The reason for this difference is not immediately obvious from the preliminary presentations of data from the SCD-HeFT trial, and a careful analysis of the factors that account for this difference must await publication of the full data set.
What about cost? Although the MADIT II trial strongly suggested that patients with coronary disease and LV dysfunction should be treated with ICD therapy, there was some reluctance to proceed with blanket reimbursement if it confined reimbursement to patients with a wide QRS complex. ICDs currently cost approximately $20,000 per patient, and if ICD therapy were widely applied to the target population it would result in a significant increase in healthcare costs for patients with heart disease. Cost-effective analyses for both the SCD-HeFT trial and the DEFINITE trial are still under way. A decision on coverage by CMS is also pending. It is hoped that these additional pieces to the puzzle will be available by the fall of this year to allow clinicians to make a well-informed, as well as reimbursable, decision on the cost-effectiveness of ICD therapy in these various groups.

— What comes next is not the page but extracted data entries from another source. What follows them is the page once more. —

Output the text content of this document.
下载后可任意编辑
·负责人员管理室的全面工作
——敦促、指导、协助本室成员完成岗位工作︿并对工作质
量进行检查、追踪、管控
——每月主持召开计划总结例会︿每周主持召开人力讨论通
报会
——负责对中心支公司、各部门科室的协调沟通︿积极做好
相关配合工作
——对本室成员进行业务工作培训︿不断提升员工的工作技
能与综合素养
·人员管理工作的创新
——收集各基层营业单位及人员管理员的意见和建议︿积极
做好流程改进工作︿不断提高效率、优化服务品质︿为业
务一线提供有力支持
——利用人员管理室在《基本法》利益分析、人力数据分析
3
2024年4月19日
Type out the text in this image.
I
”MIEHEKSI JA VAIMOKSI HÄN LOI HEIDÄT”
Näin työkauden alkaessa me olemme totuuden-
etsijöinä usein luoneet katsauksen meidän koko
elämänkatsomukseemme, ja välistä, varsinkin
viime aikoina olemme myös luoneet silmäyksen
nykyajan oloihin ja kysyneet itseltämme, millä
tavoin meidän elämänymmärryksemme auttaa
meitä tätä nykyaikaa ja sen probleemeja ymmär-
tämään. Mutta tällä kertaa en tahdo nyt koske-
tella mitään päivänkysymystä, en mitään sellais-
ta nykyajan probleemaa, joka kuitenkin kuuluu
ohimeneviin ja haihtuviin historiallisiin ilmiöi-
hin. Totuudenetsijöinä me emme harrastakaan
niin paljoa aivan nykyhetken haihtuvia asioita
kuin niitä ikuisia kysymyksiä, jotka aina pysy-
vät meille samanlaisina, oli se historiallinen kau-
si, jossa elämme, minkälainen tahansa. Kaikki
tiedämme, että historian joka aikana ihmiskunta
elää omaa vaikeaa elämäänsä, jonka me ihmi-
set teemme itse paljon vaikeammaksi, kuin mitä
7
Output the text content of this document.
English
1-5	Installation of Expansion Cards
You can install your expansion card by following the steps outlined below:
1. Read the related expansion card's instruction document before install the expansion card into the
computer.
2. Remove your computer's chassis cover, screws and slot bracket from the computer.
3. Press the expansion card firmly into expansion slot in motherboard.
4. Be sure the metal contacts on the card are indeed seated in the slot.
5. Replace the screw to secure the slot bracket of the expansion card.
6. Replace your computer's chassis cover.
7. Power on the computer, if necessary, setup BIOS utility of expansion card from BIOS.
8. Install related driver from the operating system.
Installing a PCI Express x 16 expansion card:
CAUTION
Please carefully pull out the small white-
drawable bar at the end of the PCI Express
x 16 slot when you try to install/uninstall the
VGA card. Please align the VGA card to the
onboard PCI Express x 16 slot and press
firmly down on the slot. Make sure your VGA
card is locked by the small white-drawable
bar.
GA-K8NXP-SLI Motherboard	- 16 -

What about risk stratification? In contrast to prior trials, SCD-HeFT used only EF in CHF as risk-stratifying markers for death and therapy. With these markers, the total mortality at 5 years in SCD-HeFT was relatively modest (25%) for a group of patients with an EF of 25%. The ICD reduced mortality by only 1% to 2% per year, a smaller benefit than was seen in the DEFINITE trial. Thus, techniques for risk stratification could have potential utility in selecting high-risk patients for ICD implantation. A large number of noninvasive techniques are currently available. However, prospective studies have not yet been completed that demonstrate the rationale for treating patients on the basis of a single average electrocardiogram, heart rate variability, T-wave alternans, QT dispersion, or other factors. In addition, on the basis of the data from the MADIT II trial, the role of electrophysiologic testing to identify high-risk patients with coronary disease still remains unclear. At the present time, prospectively validated risk-stratification techniques other than EF and the presence of heart failure are not available. They likely should be used only as an adjunct for decision making in cases where physicians are "on the fence" about what needs to be done.
Overall, the presentations at the Heart Rhythm Society meeting suggest that ICDs should be more widely utilized in the primary prevention of SCD in patients with LV dysfunction of any cause. It is hoped that the US Food and Drug Administration and CMS will approve this expanded indication in the forthcoming year.